Exécutions à Victory, de S. Craig Zahler
« Le nom de la ville, c’est Victory. (Bettinger ricana.) Pense au pire bidonville que tu aies jamais vu, chie dessus pendant quarante ans et tu auras une idée de ce à quoi ça ressemble. »
Il peut toujours ricaner, Jules Bettinger, il n’en demeure pas moins qu’après avoir involontairement poussé au suicide un type venu porter plainte c’est à Victory, dans le Missouri, qu’il est muté avec sa petite famille. Et le tableau que lui brosse son nouveau chef lorsqu’il arrive est encore moins ragoûtant que ce qu’il pensait :
« - […] Environ soixante-dix pour cent des hommes entre dix-huit et quarante-cinq ans à Victory ont un casier judiciaire. Et il y a fort à parier que ceux qui vivent dans les zones abandonnées et les égouts font monter ce nombre à quatre-vingts pour cent. Un huit suivi d’un zéro, donc…
Bettinger fit la grimace.
-Bon, les chiffres sont effrayants. (Zwolinski fit craquer les jointures de ses doigts.) Chaque agent dans ce commissariat est responsable d’au moins sept cents criminels, parmi lesquels quatre à cinq cents ont commis des actes violents.

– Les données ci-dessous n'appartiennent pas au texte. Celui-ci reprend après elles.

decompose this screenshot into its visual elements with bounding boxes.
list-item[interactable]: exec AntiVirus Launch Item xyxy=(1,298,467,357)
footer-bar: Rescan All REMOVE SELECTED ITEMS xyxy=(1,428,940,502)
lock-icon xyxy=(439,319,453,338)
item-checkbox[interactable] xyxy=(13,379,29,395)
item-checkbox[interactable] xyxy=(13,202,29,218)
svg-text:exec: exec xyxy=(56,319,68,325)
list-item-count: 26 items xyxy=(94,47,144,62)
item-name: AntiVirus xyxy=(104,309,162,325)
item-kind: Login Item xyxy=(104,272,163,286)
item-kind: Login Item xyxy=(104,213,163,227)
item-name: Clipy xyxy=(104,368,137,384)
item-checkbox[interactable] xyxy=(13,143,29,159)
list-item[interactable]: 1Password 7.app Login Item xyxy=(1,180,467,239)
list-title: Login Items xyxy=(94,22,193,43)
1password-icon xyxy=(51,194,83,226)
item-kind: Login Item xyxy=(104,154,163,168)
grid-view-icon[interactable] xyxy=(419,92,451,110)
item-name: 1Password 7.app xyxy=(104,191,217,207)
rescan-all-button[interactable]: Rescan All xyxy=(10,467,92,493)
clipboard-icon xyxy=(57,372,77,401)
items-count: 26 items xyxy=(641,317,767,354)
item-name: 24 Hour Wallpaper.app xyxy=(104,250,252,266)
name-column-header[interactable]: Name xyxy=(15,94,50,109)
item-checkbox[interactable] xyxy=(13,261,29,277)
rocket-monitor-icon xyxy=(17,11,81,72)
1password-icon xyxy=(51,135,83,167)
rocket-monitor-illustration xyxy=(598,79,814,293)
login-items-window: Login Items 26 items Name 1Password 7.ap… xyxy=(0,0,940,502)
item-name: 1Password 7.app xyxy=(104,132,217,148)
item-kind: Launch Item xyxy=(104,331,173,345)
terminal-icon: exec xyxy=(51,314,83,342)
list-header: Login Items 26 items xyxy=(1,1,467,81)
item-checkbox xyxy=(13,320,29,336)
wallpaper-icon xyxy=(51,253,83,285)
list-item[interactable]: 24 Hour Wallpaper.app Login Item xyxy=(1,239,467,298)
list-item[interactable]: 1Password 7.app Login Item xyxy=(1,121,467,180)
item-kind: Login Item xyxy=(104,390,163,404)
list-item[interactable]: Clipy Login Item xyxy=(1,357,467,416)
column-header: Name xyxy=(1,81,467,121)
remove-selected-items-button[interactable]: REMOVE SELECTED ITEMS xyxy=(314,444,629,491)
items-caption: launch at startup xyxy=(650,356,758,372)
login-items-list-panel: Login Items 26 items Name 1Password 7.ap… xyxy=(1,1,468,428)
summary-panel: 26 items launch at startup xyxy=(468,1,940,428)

L’inspecteur se demanda si sa famille ne devrait pas vivre à plus de cent vingt kilomètres de Victory. »
Décor apocalyptique, entité presque dotée d’une vie propre et à l’atmosphère tellement viciée que les pigeons semblent s’y écraser par centaines quand ils passent au-dessus, Victory a tout d’un des cercles de l’enfer pour Bettinger, flic noir, honnête, sobre et père aimant. Obligé de faire équipe avec Dominic Williams, policier récemment rétrogradé après avoir passé un criminel à tabac jusqu’à le rendre handicapé, le nouvel inspecteur malgré l’étendue du marasme qu’il découvre ne se doute pas de ce qui l’attend. Car très vite, il apparaît qu’une bande de malfrats a décidé de débarrasser Victory de sa police.
Bettinger, c’est un peu le détective vu par Chandler dans son Simple Art of Murder (« Car dans ces rues sordides doit s’avancer un homme qui n’est pas sordide lui-même »), un héros positif, prêt à plonger dans la fange si c’est nécessaire. Mais S. Craig Zahler ne le lâche pas dans une ville ordinaire. À Victory les rues sont bien plus que sordides. Magma de cadavres de pigeons en décomposition, labyrinthe d’immeubles abandonnés à moitié écroulés, immense étendue de gravats et de dépotoirs… on est plus proche du New York 1997 de John Carpenter que du Grand sommeil, aussi bien pour ce qui est du portrait de la ville qu’en ce qui concerne l’écriture.
Car Exécutions à Victory est une série B assumée, violente, dotée d’un humour douteux et de dialogues dans lesquels Zahler joue avec les poncifs du genre. Mené à un train d’enfer sur cette ligne ténue qui sépare le bon pulp du ridicule, le livre réussit à ne pas verser du mauvais côté et se révèle même être un très bon roman bien plus fin qu’il n’y paraît de prime abord et dans lequel l’auteur n’épargne rien à ses personnages.
S. Craig Zahler, Exécutions à Victory (Mean Business on North Ganson Street, 2014), Gallmeister, NéoNoir, 2015. Traduit par Sophie Aslanides. 474 p.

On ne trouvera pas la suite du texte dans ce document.